A few years ago Joel Spolsky wrote a widely quoted blog post which stated

A very senior Microsoft developer who moved to Google told me that Google works and thinks at a higher level of abstraction than Microsoft. "Google uses Bayesian filtering the way Microsoft uses the if statement," he said. That's true. Google also uses full-text-search-of-the-entire-Internet the way Microsoft uses little tables that list what error IDs correspond to which help text. Look at how Google does spell checking: it's not based on dictionaries; it's based on word usage statistics of the entire Internet, which is why Google knows how to correct my name, misspelled, and Microsoft Word doesn't.

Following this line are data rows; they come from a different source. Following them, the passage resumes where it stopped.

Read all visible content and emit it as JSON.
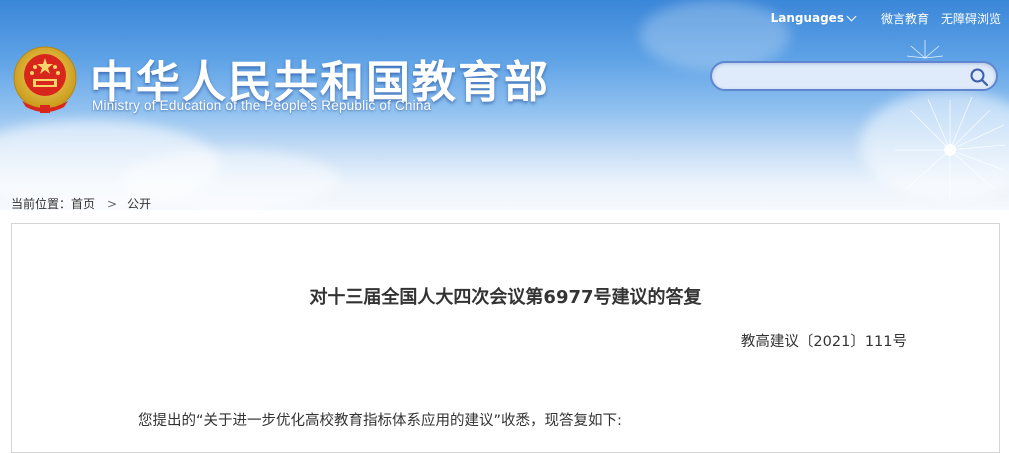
{
  "header": {
    "title_cn": "中华人民共和国教育部",
    "title_en": "Ministry of Education of the People's Republic of China",
    "emblem_icon": "national-emblem-icon",
    "top_links": {
      "languages": "Languages",
      "weibo": "微言教育",
      "accessible": "无障碍浏览"
    },
    "search": {
      "placeholder": "",
      "value": "",
      "icon": "search-icon"
    }
  },
  "breadcrumb": {
    "prefix": "当前位置：",
    "home": "首页",
    "separator": ">",
    "current": "公开"
  },
  "document": {
    "title": "对十三届全国人大四次会议第6977号建议的答复",
    "number": "教高建议〔2021〕111号",
    "first_paragraph": "您提出的“关于进一步优化高校教育指标体系应用的建议”收悉，现答复如下:"
  },
  "colors": {
    "header_top": "#3a86d8",
    "header_bottom": "#f6f9fd",
    "search_border": "#5f86cf",
    "text": "#333333"
  }
}
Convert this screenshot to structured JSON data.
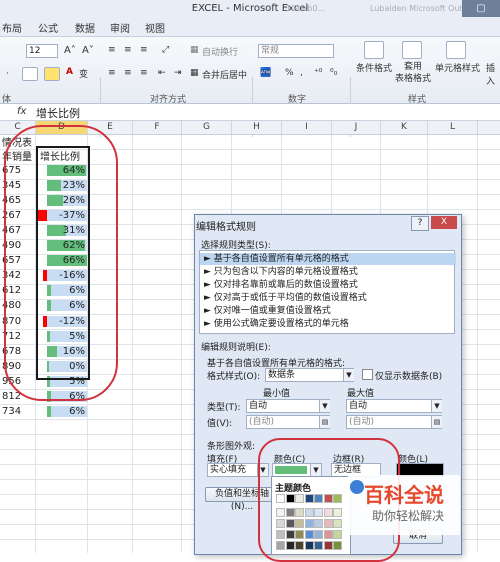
{
  "window": {
    "title": "EXCEL - Microsoft Excel",
    "ghost_left": "1Gbab0...",
    "ghost_right": "Lubaiden Microsoft Outlook"
  },
  "tabs": [
    "布局",
    "公式",
    "数据",
    "审阅",
    "视图"
  ],
  "ribbon": {
    "font_size": "12",
    "wrap_text": "自动换行",
    "merge_center": "合并后居中",
    "number_format": "常规",
    "cond_format": "条件格式",
    "table_format": "套用\n表格格式",
    "cell_style": "单元格样式",
    "insert": "插入",
    "groups": {
      "font": "体",
      "alignment": "对齐方式",
      "number": "数字",
      "styles": "样式"
    }
  },
  "formula_bar": {
    "fx": "fx",
    "value": "增长比例"
  },
  "columns": [
    "C",
    "D",
    "E",
    "F",
    "G",
    "H",
    "I",
    "J",
    "K",
    "L"
  ],
  "header_cells": {
    "c1": "情况表",
    "c2": "年销量",
    "d2": "增长比例"
  },
  "rows": [
    {
      "c": "675",
      "pct": "64%",
      "v": 0.64
    },
    {
      "c": "345",
      "pct": "23%",
      "v": 0.23
    },
    {
      "c": "465",
      "pct": "26%",
      "v": 0.26
    },
    {
      "c": "267",
      "pct": "-37%",
      "v": -0.37
    },
    {
      "c": "467",
      "pct": "31%",
      "v": 0.31
    },
    {
      "c": "490",
      "pct": "62%",
      "v": 0.62
    },
    {
      "c": "657",
      "pct": "66%",
      "v": 0.66
    },
    {
      "c": "342",
      "pct": "-16%",
      "v": -0.16
    },
    {
      "c": "612",
      "pct": "6%",
      "v": 0.06
    },
    {
      "c": "480",
      "pct": "6%",
      "v": 0.06
    },
    {
      "c": "870",
      "pct": "-12%",
      "v": -0.12
    },
    {
      "c": "712",
      "pct": "5%",
      "v": 0.05
    },
    {
      "c": "678",
      "pct": "16%",
      "v": 0.16
    },
    {
      "c": "890",
      "pct": "0%",
      "v": 0.0
    },
    {
      "c": "956",
      "pct": "5%",
      "v": 0.05
    },
    {
      "c": "812",
      "pct": "6%",
      "v": 0.06
    },
    {
      "c": "734",
      "pct": "6%",
      "v": 0.06
    }
  ],
  "colors": {
    "positive_bar": "#63be7b",
    "negative_bar": "#ff0000",
    "highlight": "#d0333e"
  },
  "dialog": {
    "title": "编辑格式规则",
    "help": "?",
    "close": "X",
    "select_rule_type": "选择规则类型(S):",
    "rules": [
      "► 基于各自值设置所有单元格的格式",
      "► 只为包含以下内容的单元格设置格式",
      "► 仅对排名靠前或靠后的数值设置格式",
      "► 仅对高于或低于平均值的数值设置格式",
      "► 仅对唯一值或重复值设置格式",
      "► 使用公式确定要设置格式的单元格"
    ],
    "edit_desc": "编辑规则说明(E):",
    "desc_line": "基于各自值设置所有单元格的格式:",
    "format_style_label": "格式样式(O):",
    "format_style_value": "数据条",
    "show_bar_only": "仅显示数据条(B)",
    "min_label": "最小值",
    "max_label": "最大值",
    "type_label": "类型(T):",
    "value_label": "值(V):",
    "auto": "自动",
    "auto_paren": "(自动)",
    "appearance": "条形图外观:",
    "fill_label": "填充(F)",
    "fill_value": "实心填充",
    "color_label": "颜色(C)",
    "border_label": "边框(R)",
    "border_value": "无边框",
    "color2_label": "颜色(L)",
    "neg_axis_btn": "负值和坐标轴(N)...",
    "cancel": "取消",
    "theme_colors": "主题颜色"
  },
  "watermark": {
    "line1": "百科全说",
    "line2": "助你轻松解决"
  }
}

This morning I fired up my favorite RSS reader and saw the danah boyd's entry entitled quality of Google searches? where she pointed out

It's also annoying that they've stopped correcting my atrocious spelling. I mean, it's all fine and well that lots of people in the blogosphere can't spell in exactly the same way that i can't spell, but the #1 type of search i do everyday is spell check. I throw something god-awful like Cziskentmihalyi into the engine knowing that it'll return Csikszentmihalyi. This still works quite well for names but it's stopped working for lots of regular words that i just can't spell to save my life. How pathetic is it that i've started opening up Word for the little red squigglies instead of relying on search? Or maybe both practices are weird...

This seems like a predictable problem. There are lots of commonly misspelled words and in many online communities people have simply given up on correct spelling (heck, I've now grown used to the fact that computer geeks have decided that the correct spelling of ridiculous is rediculous). Thus it is quite likely that a frequently misspelled word eventually occurs so much in the wild that it is considered a valid word. Maybe Google needs some if statements in their code after all, instead of blindly trusting the popularity contest that is Bayesian analysis. :)

The interesting thing is that one could argue that if a particular spelling of a word becomes popular then it automatically is "correct" since that is how the English language has evolved over time anyway.